Mathieu Pordoy und Sabine Devieilhe; Foto Patrik Klein
Nach der musikalischen Pleite am vergangenen Wochenende in der Staatsopernpremiere des „Freischütz“ erfreut sich das geplagte Ohr nun an allerfeinster Liedkunst im kleinen Saal der Elbphilharmonie Hamburg
von Patrik Klein
Die französische Sopranistin Sabine Devieilhe, die vor einiger Zeit im Großen Saal in einer konzertanten Aufführung von Bizets Oper „Carmen“ als Micaëla mit ihrer betörend reinen Stimme und Erscheinung glänzte, brachte zusammen mit ihrem langjährigen Klavierbegleiter Mathieu Pordoy ein klug durchdachtes Programm zu Gehör, das aus einer farbenfrohen Zusammenstellung von weiblich fokussierten Kunstliedern bestand, und welches sozusagen einen Weg beschrieb, der von Frauen in der Kunst über die letzten Hektoden beschritten wurde.
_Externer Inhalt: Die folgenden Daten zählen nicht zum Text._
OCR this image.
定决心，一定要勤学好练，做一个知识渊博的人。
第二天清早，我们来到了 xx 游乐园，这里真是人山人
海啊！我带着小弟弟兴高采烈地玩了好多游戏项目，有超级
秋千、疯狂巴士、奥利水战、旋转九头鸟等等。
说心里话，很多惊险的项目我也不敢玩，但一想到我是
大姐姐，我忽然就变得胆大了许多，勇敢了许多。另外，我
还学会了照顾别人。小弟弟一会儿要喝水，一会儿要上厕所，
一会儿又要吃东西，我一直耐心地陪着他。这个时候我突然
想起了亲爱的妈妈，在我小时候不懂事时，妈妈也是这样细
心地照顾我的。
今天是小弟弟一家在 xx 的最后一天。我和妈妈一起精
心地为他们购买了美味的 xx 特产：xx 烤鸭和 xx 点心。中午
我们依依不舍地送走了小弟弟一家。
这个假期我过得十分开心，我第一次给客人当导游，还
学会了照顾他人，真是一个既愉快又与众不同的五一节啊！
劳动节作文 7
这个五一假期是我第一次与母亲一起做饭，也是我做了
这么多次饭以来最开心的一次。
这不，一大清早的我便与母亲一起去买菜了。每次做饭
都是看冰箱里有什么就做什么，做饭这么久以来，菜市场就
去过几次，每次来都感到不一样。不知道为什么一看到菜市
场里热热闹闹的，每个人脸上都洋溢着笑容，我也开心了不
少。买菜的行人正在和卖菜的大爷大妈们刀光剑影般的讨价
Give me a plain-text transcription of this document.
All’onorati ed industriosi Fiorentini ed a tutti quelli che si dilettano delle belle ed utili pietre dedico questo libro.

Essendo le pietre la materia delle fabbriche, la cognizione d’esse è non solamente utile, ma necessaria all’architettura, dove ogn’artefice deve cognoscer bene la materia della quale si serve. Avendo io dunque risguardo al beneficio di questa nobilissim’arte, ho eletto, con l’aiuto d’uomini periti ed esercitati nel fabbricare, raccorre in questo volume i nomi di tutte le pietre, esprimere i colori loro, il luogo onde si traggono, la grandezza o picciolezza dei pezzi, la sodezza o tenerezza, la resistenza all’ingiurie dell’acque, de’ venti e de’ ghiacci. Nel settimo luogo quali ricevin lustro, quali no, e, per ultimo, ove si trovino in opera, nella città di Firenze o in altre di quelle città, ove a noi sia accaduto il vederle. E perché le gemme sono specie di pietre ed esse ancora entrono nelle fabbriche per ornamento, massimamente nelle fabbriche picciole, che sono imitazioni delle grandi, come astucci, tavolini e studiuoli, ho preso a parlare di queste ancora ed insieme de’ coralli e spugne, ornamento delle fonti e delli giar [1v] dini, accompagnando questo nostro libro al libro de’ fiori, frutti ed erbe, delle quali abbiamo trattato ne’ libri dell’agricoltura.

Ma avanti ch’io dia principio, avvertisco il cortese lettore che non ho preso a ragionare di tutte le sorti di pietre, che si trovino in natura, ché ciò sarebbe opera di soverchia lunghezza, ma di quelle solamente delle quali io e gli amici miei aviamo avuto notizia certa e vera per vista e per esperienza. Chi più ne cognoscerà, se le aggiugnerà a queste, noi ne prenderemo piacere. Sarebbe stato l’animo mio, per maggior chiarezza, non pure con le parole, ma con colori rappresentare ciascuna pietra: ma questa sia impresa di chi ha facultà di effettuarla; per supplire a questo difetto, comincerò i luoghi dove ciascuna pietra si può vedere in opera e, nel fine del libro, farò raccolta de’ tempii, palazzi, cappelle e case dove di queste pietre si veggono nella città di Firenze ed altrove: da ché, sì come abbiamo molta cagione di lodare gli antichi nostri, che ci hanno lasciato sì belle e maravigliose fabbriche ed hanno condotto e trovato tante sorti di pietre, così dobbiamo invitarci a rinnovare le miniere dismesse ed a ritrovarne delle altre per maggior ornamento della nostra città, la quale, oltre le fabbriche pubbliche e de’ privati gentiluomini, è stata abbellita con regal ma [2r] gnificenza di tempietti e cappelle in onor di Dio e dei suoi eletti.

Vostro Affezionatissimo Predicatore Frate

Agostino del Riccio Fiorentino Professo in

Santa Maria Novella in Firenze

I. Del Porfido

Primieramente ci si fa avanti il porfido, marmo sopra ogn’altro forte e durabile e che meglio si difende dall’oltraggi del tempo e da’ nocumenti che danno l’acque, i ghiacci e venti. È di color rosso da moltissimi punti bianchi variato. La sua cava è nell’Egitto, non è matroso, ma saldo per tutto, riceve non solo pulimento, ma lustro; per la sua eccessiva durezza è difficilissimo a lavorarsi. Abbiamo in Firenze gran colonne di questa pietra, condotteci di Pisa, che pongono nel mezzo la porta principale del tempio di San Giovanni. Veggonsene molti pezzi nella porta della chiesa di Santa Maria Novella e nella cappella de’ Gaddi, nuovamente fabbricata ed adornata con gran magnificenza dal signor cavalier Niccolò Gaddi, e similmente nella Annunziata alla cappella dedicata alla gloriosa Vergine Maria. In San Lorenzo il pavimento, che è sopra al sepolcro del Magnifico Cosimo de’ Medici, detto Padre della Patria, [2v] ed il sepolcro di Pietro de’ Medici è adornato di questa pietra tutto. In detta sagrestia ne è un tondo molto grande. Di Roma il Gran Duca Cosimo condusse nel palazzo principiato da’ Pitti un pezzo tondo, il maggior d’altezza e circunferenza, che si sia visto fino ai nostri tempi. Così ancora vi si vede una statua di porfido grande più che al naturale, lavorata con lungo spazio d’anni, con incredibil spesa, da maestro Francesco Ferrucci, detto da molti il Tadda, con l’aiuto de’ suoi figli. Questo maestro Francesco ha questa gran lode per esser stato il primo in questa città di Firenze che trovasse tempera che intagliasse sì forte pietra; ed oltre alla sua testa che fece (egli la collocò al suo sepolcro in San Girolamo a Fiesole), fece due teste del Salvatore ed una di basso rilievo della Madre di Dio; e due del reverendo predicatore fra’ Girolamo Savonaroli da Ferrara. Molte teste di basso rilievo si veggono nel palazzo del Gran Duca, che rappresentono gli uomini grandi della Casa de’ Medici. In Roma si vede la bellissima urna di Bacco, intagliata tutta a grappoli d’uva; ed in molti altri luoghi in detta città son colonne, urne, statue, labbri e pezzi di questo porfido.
Aus den vergangenen Jahrhunderten brachte sie romantische Wiegenlieder mit den typischen Frauenidealen, Themen wie Ruhe, Traum, Liebe und Nacht u.a. von Franz Liszt, Franz Schubert und Richard Strauss und lotete im zweiten Teil des umjubelten Konzertes konträre Perspektiven von Frauencharakteren bei Richard Strauss, den französischen Komponistinnen Lili Boulanger, Germaine Tailleferre und Cécile Chaminade aus.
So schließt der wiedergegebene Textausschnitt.